- Kurdish name: Partiya Sosyalîst a Bindestan
- Leader: Hatice Deniz Aktaş Murat Çepni
- Founder: Figen Yüksekdağ
- Founded: 29 January 2010
- Headquarters: Çankaya, Ankara
- Youth wing: Socialist Youth Associations Federation (SGDF)
- Membership (2025): ▼418
- Ideology: Communism Marxism–Leninism Hoxhaism Anti-revisionism
- Political position: Far-left
- National affiliation: Peoples' Democratic Congress
- Colours: Red, White, Blue

= Socialist Party of the Oppressed =

Socialist Party of the Oppressed (Ezilenlerin Sosyalist Partisi, ESP; Partiya Sosyalîst a Bindestan, PSB) is a Marxist-Leninist political party in the Republic of Turkey. It defines itself as "a militant revolutionary socialist party fighting for a workers'-labourers' federative republic in Turkey and Northern Kurdistan."

==Development==
Some sources, including the public officials, hold the view that ESP is a legal front for the banned ICOR affiliate Marxist–Leninist Communist Party. Among its founders is Figen Yüksekdağ, the former co-president of the Peoples' Democratic Party.

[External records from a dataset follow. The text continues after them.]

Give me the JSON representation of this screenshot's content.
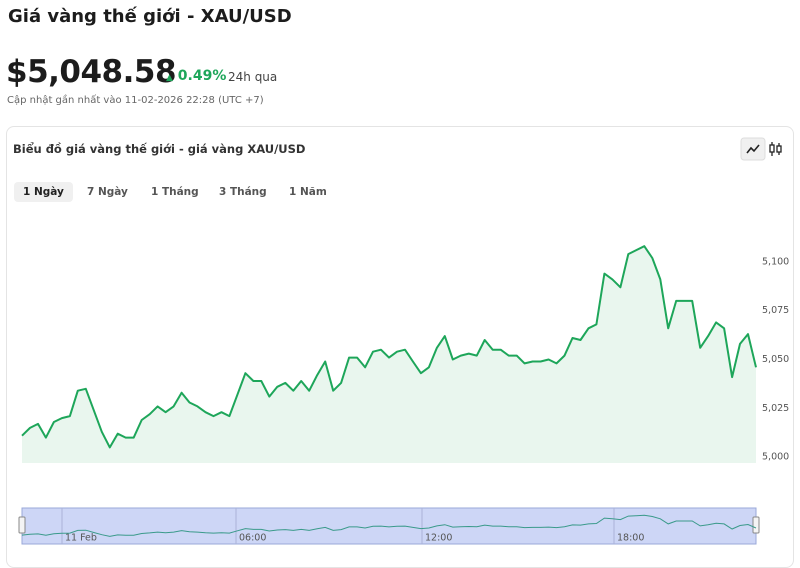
{
  "header": {
    "title": "Giá vàng thế giới - XAU/USD",
    "price": "$5,048.58",
    "change": "0.49%",
    "period": "24h qua",
    "updated": "Cập nhật gần nhất vào 11-02-2026 22:28 (UTC +7)"
  },
  "tabs": [
    "1 Ngày",
    "7 Ngày",
    "1 Tháng",
    "3 Tháng",
    "1 Năm"
  ],
  "navigator_labels": [
    "11 Feb",
    "06:00",
    "12:00",
    "18:00"
  ],
  "chart_data": {
    "type": "area",
    "title": "Biểu đồ giá vàng thế giới - giá vàng XAU/USD",
    "color": "#1ea65a",
    "values": [
      5011,
      5015,
      5017,
      5010,
      5018,
      5020,
      5021,
      5034,
      5035,
      5024,
      5013,
      5005,
      5012,
      5010,
      5010,
      5019,
      5022,
      5026,
      5023,
      5026,
      5033,
      5028,
      5026,
      5023,
      5021,
      5023,
      5021,
      5032,
      5043,
      5039,
      5039,
      5031,
      5036,
      5038,
      5034,
      5039,
      5034,
      5042,
      5049,
      5034,
      5038,
      5051,
      5051,
      5046,
      5054,
      5055,
      5051,
      5054,
      5055,
      5049,
      5043,
      5046,
      5056,
      5062,
      5050,
      5052,
      5053,
      5052,
      5060,
      5055,
      5055,
      5052,
      5052,
      5048,
      5049,
      5049,
      5050,
      5048,
      5052,
      5061,
      5060,
      5066,
      5068,
      5094,
      5091,
      5087,
      5104,
      5106,
      5108,
      5102,
      5091,
      5066,
      5080,
      5080,
      5080,
      5056,
      5062,
      5069,
      5066,
      5041,
      5058,
      5063,
      5046
    ],
    "ylim": [
      4997,
      5124
    ],
    "yticks": [
      {
        "value": 5000,
        "label": "5,000"
      },
      {
        "value": 5025,
        "label": "5,025"
      },
      {
        "value": 5050,
        "label": "5,050"
      },
      {
        "value": 5075,
        "label": "5,075"
      },
      {
        "value": 5100,
        "label": "5,100"
      }
    ]
  }
}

The party is one of the participants in the Peoples' Democratic Congress, a political initiative instrumental in founding the Peoples' Democratic Party in 2012.

==Prosecution==
In 2013 The Daily Telegraph called it "a small leftist group" after the homes of 90 ESP members were raided in connection with their involvement in the 2013 protests in Turkey. The Telegraph noted that "Police also searched the offices of the Atilim daily [Atılım] and the Etkin news agency, local media outlets linked to the ESP group, the NTV and CNN-Turk television stations reported."

==2015 Bombing==
The youth wing of the Socialist Party of the Oppressed, known as the Socialist Youth Associations Federation (SGDF), was the main target of the 2015 Suruç bombing. A group had travelled from Istanbul to Suruç on the Syrian border to assist in the reconstruction of the neighboring Syrian town of Kobanî after it was destroyed by warfare.